La partition regorge ainsi d’une multiplicité de styles que Gotthold Schwarz à la tête du Bach Consort Leipzig et du Sächsisches Barockorchester exploite avec solennité. Le chœur est constitué de 20 chanteurs, incluant les solistes. Ils renforcent le caractère spirituel de l’œuvre grâce, entre autre, à une certaine rigueur presque protestante, et une grande cohérence d’ensemble. Les fugues du Cum sancto spirito et du Sanctus sont millimétrées, les vocalises du Resurrexit nettes et précises. D’un vaporeux, presque murmuré Qui Tollis à un rayonnant Sanctus, le chœur nous transporte à chaque instant dans les atmosphères de chaque pièce.

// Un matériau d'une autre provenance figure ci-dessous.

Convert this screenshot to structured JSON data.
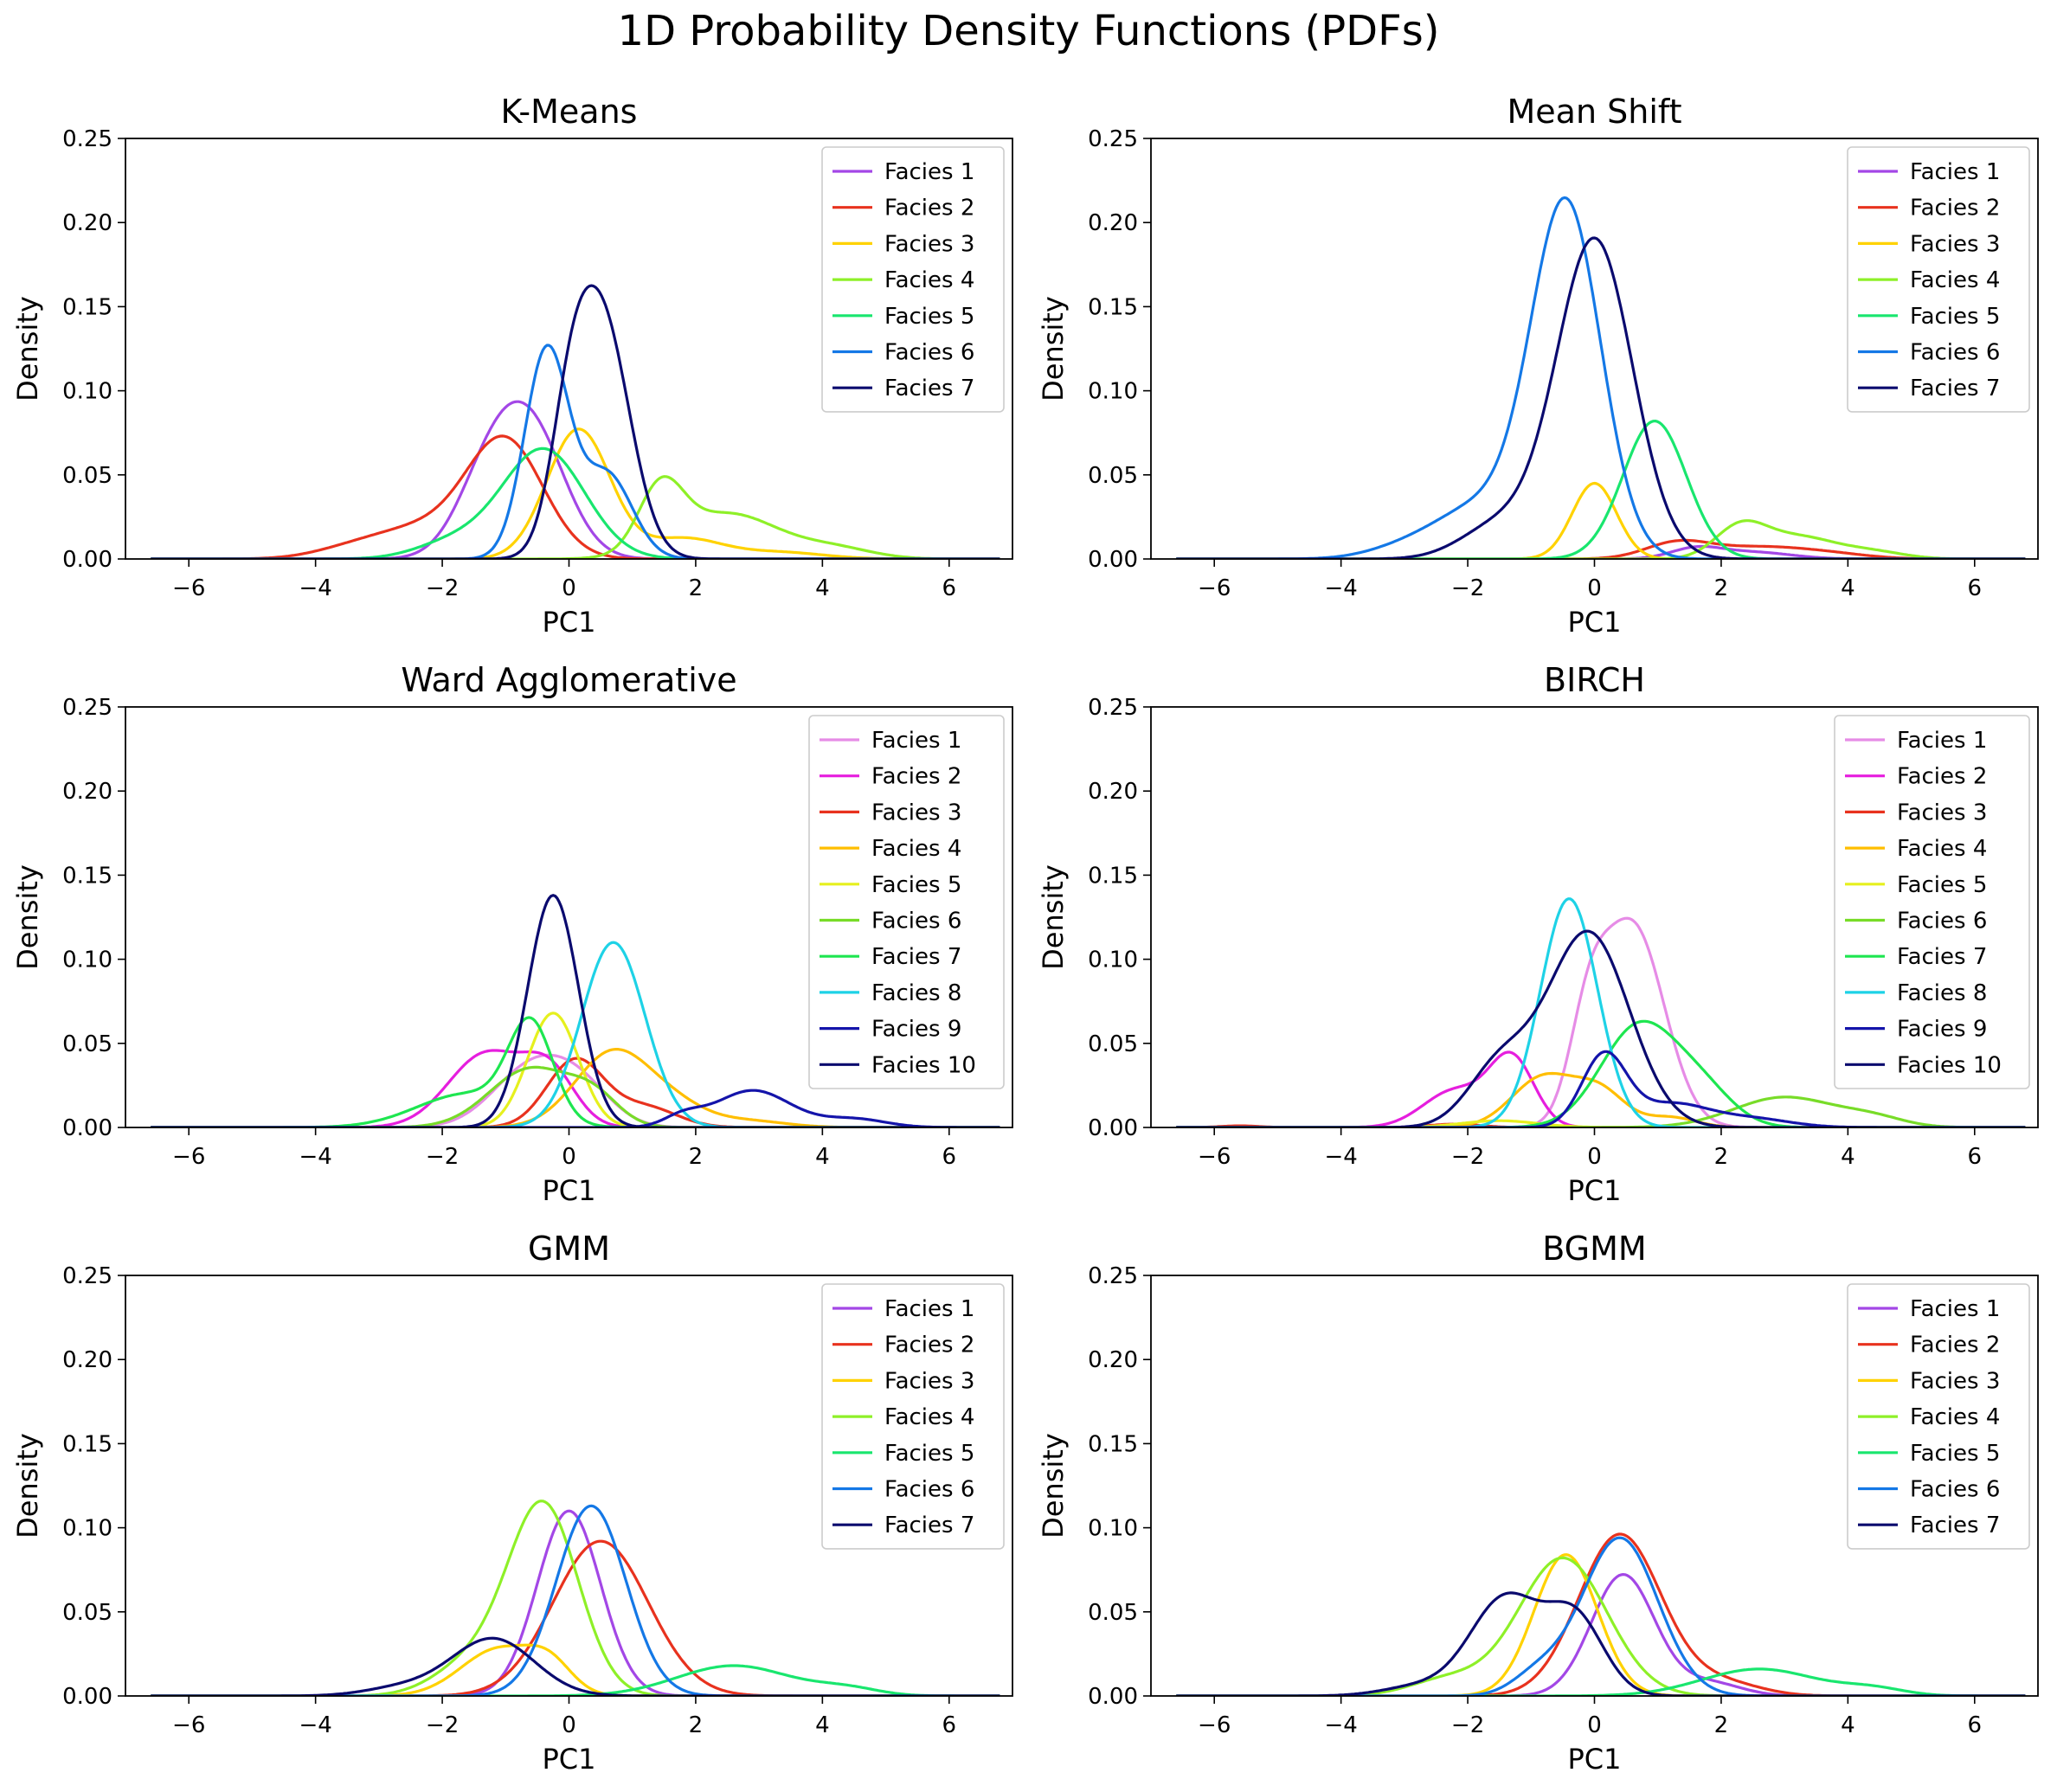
{
  "suptitle": "1D Probability Density Functions (PDFs)",
  "axis": {
    "xlabel": "PC1",
    "ylabel": "Density",
    "xlim": [
      -7,
      7
    ],
    "ylim": [
      0,
      0.25
    ],
    "xticks": [
      -6,
      -4,
      -2,
      0,
      2,
      4,
      6
    ],
    "yticks": [
      0,
      0.05,
      0.1,
      0.15,
      0.2,
      0.25
    ]
  },
  "chart_data": [
    {
      "type": "line",
      "title": "K-Means",
      "xlabel": "PC1",
      "ylabel": "Density",
      "legend": "top-right",
      "series": [
        {
          "name": "Facies 1",
          "color": "#a347e6",
          "peaks": [
            [
              -0.6,
              0.074,
              0.55
            ],
            [
              -1.3,
              0.04,
              0.5
            ]
          ]
        },
        {
          "name": "Facies 2",
          "color": "#e8321e",
          "peaks": [
            [
              -1.0,
              0.068,
              0.6
            ],
            [
              -2.3,
              0.018,
              0.8
            ],
            [
              -3.5,
              0.004,
              0.6
            ]
          ]
        },
        {
          "name": "Facies 3",
          "color": "#ffd200",
          "peaks": [
            [
              0.15,
              0.077,
              0.5
            ],
            [
              1.8,
              0.012,
              0.6
            ],
            [
              3.3,
              0.004,
              0.7
            ]
          ]
        },
        {
          "name": "Facies 4",
          "color": "#8ef028",
          "peaks": [
            [
              1.45,
              0.037,
              0.35
            ],
            [
              2.5,
              0.027,
              0.8
            ],
            [
              4.2,
              0.006,
              0.6
            ]
          ]
        },
        {
          "name": "Facies 5",
          "color": "#19e66e",
          "peaks": [
            [
              -0.4,
              0.065,
              0.65
            ],
            [
              -1.8,
              0.01,
              0.6
            ]
          ]
        },
        {
          "name": "Facies 6",
          "color": "#1478e6",
          "peaks": [
            [
              -0.35,
              0.124,
              0.35
            ],
            [
              0.6,
              0.05,
              0.4
            ]
          ]
        },
        {
          "name": "Facies 7",
          "color": "#0a0a6e",
          "peaks": [
            [
              0.5,
              0.145,
              0.45
            ],
            [
              0.0,
              0.05,
              0.3
            ]
          ]
        }
      ]
    },
    {
      "type": "line",
      "title": "Mean Shift",
      "xlabel": "PC1",
      "ylabel": "Density",
      "legend": "top-right",
      "series": [
        {
          "name": "Facies 1",
          "color": "#a347e6",
          "peaks": [
            [
              1.6,
              0.006,
              0.4
            ],
            [
              2.5,
              0.004,
              0.6
            ]
          ]
        },
        {
          "name": "Facies 2",
          "color": "#e8321e",
          "peaks": [
            [
              1.3,
              0.009,
              0.5
            ],
            [
              2.6,
              0.007,
              0.8
            ],
            [
              3.8,
              0.002,
              0.6
            ]
          ]
        },
        {
          "name": "Facies 3",
          "color": "#ffd200",
          "peaks": [
            [
              0.0,
              0.045,
              0.35
            ]
          ]
        },
        {
          "name": "Facies 4",
          "color": "#8ef028",
          "peaks": [
            [
              2.3,
              0.018,
              0.4
            ],
            [
              3.2,
              0.013,
              0.6
            ],
            [
              4.4,
              0.004,
              0.5
            ]
          ]
        },
        {
          "name": "Facies 5",
          "color": "#19e66e",
          "peaks": [
            [
              0.95,
              0.082,
              0.5
            ]
          ]
        },
        {
          "name": "Facies 6",
          "color": "#1478e6",
          "peaks": [
            [
              -0.45,
              0.21,
              0.55
            ],
            [
              -1.8,
              0.03,
              0.7
            ],
            [
              -3.0,
              0.006,
              0.6
            ]
          ]
        },
        {
          "name": "Facies 7",
          "color": "#0a0a6e",
          "peaks": [
            [
              0.0,
              0.19,
              0.6
            ],
            [
              -1.5,
              0.02,
              0.6
            ]
          ]
        }
      ]
    },
    {
      "type": "line",
      "title": "Ward Agglomerative",
      "xlabel": "PC1",
      "ylabel": "Density",
      "legend": "top-right",
      "series": [
        {
          "name": "Facies 1",
          "color": "#e68ce6",
          "peaks": [
            [
              -0.6,
              0.035,
              0.6
            ],
            [
              0.2,
              0.02,
              0.5
            ]
          ]
        },
        {
          "name": "Facies 2",
          "color": "#e61ede",
          "peaks": [
            [
              -1.3,
              0.044,
              0.6
            ],
            [
              -0.3,
              0.03,
              0.4
            ]
          ]
        },
        {
          "name": "Facies 3",
          "color": "#e8321e",
          "peaks": [
            [
              0.1,
              0.04,
              0.45
            ],
            [
              1.2,
              0.012,
              0.5
            ]
          ]
        },
        {
          "name": "Facies 4",
          "color": "#ffbe00",
          "peaks": [
            [
              0.7,
              0.045,
              0.6
            ],
            [
              1.7,
              0.01,
              0.5
            ],
            [
              2.8,
              0.004,
              0.6
            ]
          ]
        },
        {
          "name": "Facies 5",
          "color": "#e6f01e",
          "peaks": [
            [
              -0.25,
              0.068,
              0.4
            ]
          ]
        },
        {
          "name": "Facies 6",
          "color": "#78dc28",
          "peaks": [
            [
              -0.6,
              0.035,
              0.65
            ],
            [
              0.4,
              0.015,
              0.4
            ]
          ]
        },
        {
          "name": "Facies 7",
          "color": "#1ee650",
          "peaks": [
            [
              -0.6,
              0.056,
              0.35
            ],
            [
              -1.6,
              0.02,
              0.8
            ]
          ]
        },
        {
          "name": "Facies 8",
          "color": "#1ed2e6",
          "peaks": [
            [
              0.7,
              0.11,
              0.5
            ]
          ]
        },
        {
          "name": "Facies 9",
          "color": "#1414aa",
          "peaks": [
            [
              2.9,
              0.022,
              0.6
            ],
            [
              4.5,
              0.005,
              0.5
            ],
            [
              1.8,
              0.006,
              0.3
            ]
          ]
        },
        {
          "name": "Facies 10",
          "color": "#0a0a6e",
          "peaks": [
            [
              -0.25,
              0.138,
              0.4
            ]
          ]
        }
      ]
    },
    {
      "type": "line",
      "title": "BIRCH",
      "xlabel": "PC1",
      "ylabel": "Density",
      "legend": "top-right",
      "series": [
        {
          "name": "Facies 1",
          "color": "#e68ce6",
          "peaks": [
            [
              0.6,
              0.12,
              0.5
            ],
            [
              -0.1,
              0.05,
              0.3
            ]
          ]
        },
        {
          "name": "Facies 2",
          "color": "#e61ede",
          "peaks": [
            [
              -1.3,
              0.04,
              0.35
            ],
            [
              -2.2,
              0.022,
              0.5
            ]
          ]
        },
        {
          "name": "Facies 3",
          "color": "#e8321e",
          "peaks": [
            [
              -2.2,
              0.002,
              0.4
            ],
            [
              -5.6,
              0.001,
              0.3
            ]
          ]
        },
        {
          "name": "Facies 4",
          "color": "#ffbe00",
          "peaks": [
            [
              -0.8,
              0.03,
              0.5
            ],
            [
              0.1,
              0.02,
              0.4
            ],
            [
              1.2,
              0.006,
              0.4
            ]
          ]
        },
        {
          "name": "Facies 5",
          "color": "#e6f01e",
          "peaks": [
            [
              -1.5,
              0.004,
              0.6
            ]
          ]
        },
        {
          "name": "Facies 6",
          "color": "#78dc28",
          "peaks": [
            [
              3.0,
              0.018,
              0.8
            ],
            [
              4.4,
              0.005,
              0.5
            ]
          ]
        },
        {
          "name": "Facies 7",
          "color": "#1ee650",
          "peaks": [
            [
              0.7,
              0.06,
              0.6
            ],
            [
              1.7,
              0.02,
              0.5
            ]
          ]
        },
        {
          "name": "Facies 8",
          "color": "#1ed2e6",
          "peaks": [
            [
              -0.4,
              0.136,
              0.45
            ]
          ]
        },
        {
          "name": "Facies 9",
          "color": "#1414aa",
          "peaks": [
            [
              0.15,
              0.042,
              0.35
            ],
            [
              1.2,
              0.014,
              0.6
            ],
            [
              2.5,
              0.005,
              0.6
            ]
          ]
        },
        {
          "name": "Facies 10",
          "color": "#0a0a6e",
          "peaks": [
            [
              -0.1,
              0.116,
              0.65
            ],
            [
              -1.5,
              0.035,
              0.5
            ]
          ]
        }
      ]
    },
    {
      "type": "line",
      "title": "GMM",
      "xlabel": "PC1",
      "ylabel": "Density",
      "legend": "top-right",
      "series": [
        {
          "name": "Facies 1",
          "color": "#a347e6",
          "peaks": [
            [
              0.0,
              0.11,
              0.5
            ]
          ]
        },
        {
          "name": "Facies 2",
          "color": "#e8321e",
          "peaks": [
            [
              0.5,
              0.092,
              0.75
            ]
          ]
        },
        {
          "name": "Facies 3",
          "color": "#ffd200",
          "peaks": [
            [
              -1.1,
              0.028,
              0.6
            ],
            [
              -0.3,
              0.015,
              0.35
            ]
          ]
        },
        {
          "name": "Facies 4",
          "color": "#8ef028",
          "peaks": [
            [
              -0.4,
              0.112,
              0.55
            ],
            [
              -1.5,
              0.02,
              0.6
            ]
          ]
        },
        {
          "name": "Facies 5",
          "color": "#19e66e",
          "peaks": [
            [
              2.6,
              0.018,
              0.9
            ],
            [
              4.4,
              0.004,
              0.5
            ]
          ]
        },
        {
          "name": "Facies 6",
          "color": "#1478e6",
          "peaks": [
            [
              0.35,
              0.113,
              0.55
            ]
          ]
        },
        {
          "name": "Facies 7",
          "color": "#0a0a6e",
          "peaks": [
            [
              -1.2,
              0.034,
              0.65
            ],
            [
              -2.6,
              0.005,
              0.6
            ]
          ]
        }
      ]
    },
    {
      "type": "line",
      "title": "BGMM",
      "xlabel": "PC1",
      "ylabel": "Density",
      "legend": "top-right",
      "series": [
        {
          "name": "Facies 1",
          "color": "#a347e6",
          "peaks": [
            [
              0.45,
              0.072,
              0.5
            ],
            [
              1.8,
              0.008,
              0.5
            ]
          ]
        },
        {
          "name": "Facies 2",
          "color": "#e8321e",
          "peaks": [
            [
              0.4,
              0.096,
              0.65
            ],
            [
              2.0,
              0.008,
              0.6
            ]
          ]
        },
        {
          "name": "Facies 3",
          "color": "#ffd200",
          "peaks": [
            [
              -0.45,
              0.084,
              0.5
            ]
          ]
        },
        {
          "name": "Facies 4",
          "color": "#8ef028",
          "peaks": [
            [
              -0.5,
              0.082,
              0.7
            ],
            [
              -2.3,
              0.01,
              0.6
            ]
          ]
        },
        {
          "name": "Facies 5",
          "color": "#19e66e",
          "peaks": [
            [
              2.6,
              0.016,
              0.9
            ],
            [
              4.4,
              0.004,
              0.5
            ]
          ]
        },
        {
          "name": "Facies 6",
          "color": "#1478e6",
          "peaks": [
            [
              0.4,
              0.094,
              0.6
            ],
            [
              -0.9,
              0.012,
              0.4
            ]
          ]
        },
        {
          "name": "Facies 7",
          "color": "#0a0a6e",
          "peaks": [
            [
              -1.4,
              0.058,
              0.55
            ],
            [
              -0.3,
              0.045,
              0.45
            ],
            [
              -2.7,
              0.006,
              0.6
            ]
          ]
        }
      ]
    }
  ]
}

L’orchestre leur porte une oreille extrêmement attentive. Le son est très souple et d’une belle rondeur, et l’on ressent une union forte entre eux. Une mention particulière pour le contrebassiste extrêmement sollicité pendant toute l’œuvre, mais également aux flutistes, hautboïstes et corniste qui soutiennent avec élégance les solo sans jamais se mettre en avant ou sur-jouer.
Les solistes renforcent le côté intérieur, presque feutré, de cette représentation par une présence toute en retenue. Choristes également, ils ont l’intelligence de continuer à servir l’œuvre lors de leurs arias. Chez les femmes, la très charismatique soprano Hanna Zumsande possède un phrasé impeccable, et la mezzo soprano Susanne Krumbiegel, aborde un Laudamus te aux ornements délicats. Chez les hommes, Philipp Goldmann et Tobias Ay remplacent parfaitement la basse Tobias Berndt annoncé souffrant. Le ténor Tobias Hunger aux harmoniques riches livre un Benedictus racé et l’alto David Erler propose le sublime Agnus Dei avec beaucoup de volume et d’âme.


Très belle mise en matière de ce partenariat avec le festival de musique d’Ambronay dans la grande salle de l’auditorium de Lyon, qui permettra entre autres d’y entendre cette année le Messie de Haendel (les nouveaux caractères / Accentus) et la Passion selon Saint Jean de Bach (Amsterdam Baroque Orchestra & Choir – Ton Koopman).

Perrine
Le problème quand on trouve une solution, c\'est qu\'on perd une question.